Coroutine 101 - A simple serializer

This is the first post in a series explaining C++20 coroutines by example.

Goal

The goal for this article is to create a simple non-recursive stream serializer, that can be used like this:

stream::serializer serialize_ints(std::vector<int> data)
{
  for (auto idx = 0u; idx < data.size(); idx++)
  {
    if (idx != 0)
      co_yield ',';
    co_yield std::to_string(data[idx]);
  }
}

int main(int argc, char *argv[])
{
  auto s = serialize_ints({1,2,3,4,5,6,7,8,9,10});
  std::string buffer;
  buffer.resize(10);

  using std::operator""sv;

  assert(s.read_some(buffer) == "1,2,3,4,5,"sv);
  assert(s.read_some(buffer) == "6,7,8,9,10"sv);

  return 0;
}

That is we want a serializer coroutine that can co_yield strings and chars, and can get consumed by a simple sync interface.

Serializer

The serializer interface itself is very simple:

struct serializer
{
  // The promise_type tells how to make this a coroutine.
  using promise_type = detail::serializer_promise;

  bool done() const;
  std::string_view read_some(std::span<char> buffer);

 private:
  // The data passed into read_some
  std::span<char> buffer_;
  // The amount written to the buffer
  std::size_t written_;
  // The bytes that couldn't be written bc the buffer was full.
  std::string_view remaining_;

  friend detail::serializer_promise;
  // The unique_handle is essentially a unique_ptr of a std::coroutine_handle (which doesn't free)
  detail::unique_handle<promise_type> impl_;
};

Next let’s quickly define the done & read_some functions:


bool serializer::done()  const
{
  // check if we have a coroutine attached & it's not done 
  // and that we don't have data remaining from a previously full buffer
  return (!impl_ || impl_.done()) && remaining_.empty();
}

std::string_view serializer::read_some(std::span<char> buffer)
{
  // consume data left from a previous co_yield.  
  auto n = (std::min)(remaining_.size(), buffer.size());
  std::copy_n(remaining_.begin(), n, buffer.begin());
  written_ = n;
  remaining_.remove_prefix(n);
  
  
  buffer_ = buffer;
  // if the coroutine is still active & we have buffer space left, resume it
  if (!done() && (buffer_.size() != written_))
  {
    // tell the coroutine promise where to write the data
    impl_.promise().ser = this;
    // resume the coroutine to yield more data
    impl_.resume();
  }

  return {buffer.data(), written_};
}

The resume function will resume the serializer coroutine until it either yields or returns.

Awaitables

Before we get into the promise itself, we need to establish what awaitables are.

And awaitable is a type with three functions:

struct my_awaitable
{
   bool await_ready();
   void await_suspend(std::coroutine_handle<T>);
   T await_resume();
};

When a coroutine awaits an awaitable, it will call await_ready first.
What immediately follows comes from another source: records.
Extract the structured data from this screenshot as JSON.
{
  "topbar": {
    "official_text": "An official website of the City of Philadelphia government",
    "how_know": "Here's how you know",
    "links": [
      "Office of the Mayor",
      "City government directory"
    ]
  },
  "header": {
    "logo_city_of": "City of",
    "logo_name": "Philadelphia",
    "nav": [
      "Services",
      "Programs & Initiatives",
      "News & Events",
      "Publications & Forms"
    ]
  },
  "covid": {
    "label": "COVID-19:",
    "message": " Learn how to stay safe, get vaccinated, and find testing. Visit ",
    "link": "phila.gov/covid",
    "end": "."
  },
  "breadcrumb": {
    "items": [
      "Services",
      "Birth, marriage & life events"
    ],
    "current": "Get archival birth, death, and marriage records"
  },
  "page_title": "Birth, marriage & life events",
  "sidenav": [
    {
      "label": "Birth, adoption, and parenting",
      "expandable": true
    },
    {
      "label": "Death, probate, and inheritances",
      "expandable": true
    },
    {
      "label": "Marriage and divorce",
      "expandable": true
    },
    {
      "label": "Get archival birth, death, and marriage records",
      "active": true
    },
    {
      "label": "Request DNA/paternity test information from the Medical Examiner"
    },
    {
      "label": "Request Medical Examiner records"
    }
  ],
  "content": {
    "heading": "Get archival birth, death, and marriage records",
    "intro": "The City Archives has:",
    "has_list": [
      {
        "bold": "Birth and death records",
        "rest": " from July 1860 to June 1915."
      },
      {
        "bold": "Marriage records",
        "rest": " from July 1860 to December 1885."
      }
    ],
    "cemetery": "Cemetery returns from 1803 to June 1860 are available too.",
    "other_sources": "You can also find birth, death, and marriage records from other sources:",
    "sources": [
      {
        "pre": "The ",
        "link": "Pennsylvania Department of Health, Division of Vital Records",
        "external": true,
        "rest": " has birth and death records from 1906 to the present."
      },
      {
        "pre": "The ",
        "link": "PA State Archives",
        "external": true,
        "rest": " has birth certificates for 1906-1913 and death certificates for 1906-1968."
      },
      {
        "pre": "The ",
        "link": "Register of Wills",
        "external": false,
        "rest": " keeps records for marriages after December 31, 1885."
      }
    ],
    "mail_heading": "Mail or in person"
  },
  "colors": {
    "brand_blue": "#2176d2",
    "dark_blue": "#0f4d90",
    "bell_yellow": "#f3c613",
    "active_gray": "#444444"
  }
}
If it returns true the coroutine does not need to suspend and will call await_resume to the await result (always void in this example). If await_ready returns false, the coroutine suspends and await_suspend will be called with the coroutines handle passed it. Once the coroutine gets resumed (by calling resume() on the handle) it will call await_resume to get the result and return the value.

The main point is that await_ready can be used to avoid suspension of the coroutine, which can awaiting something an noop.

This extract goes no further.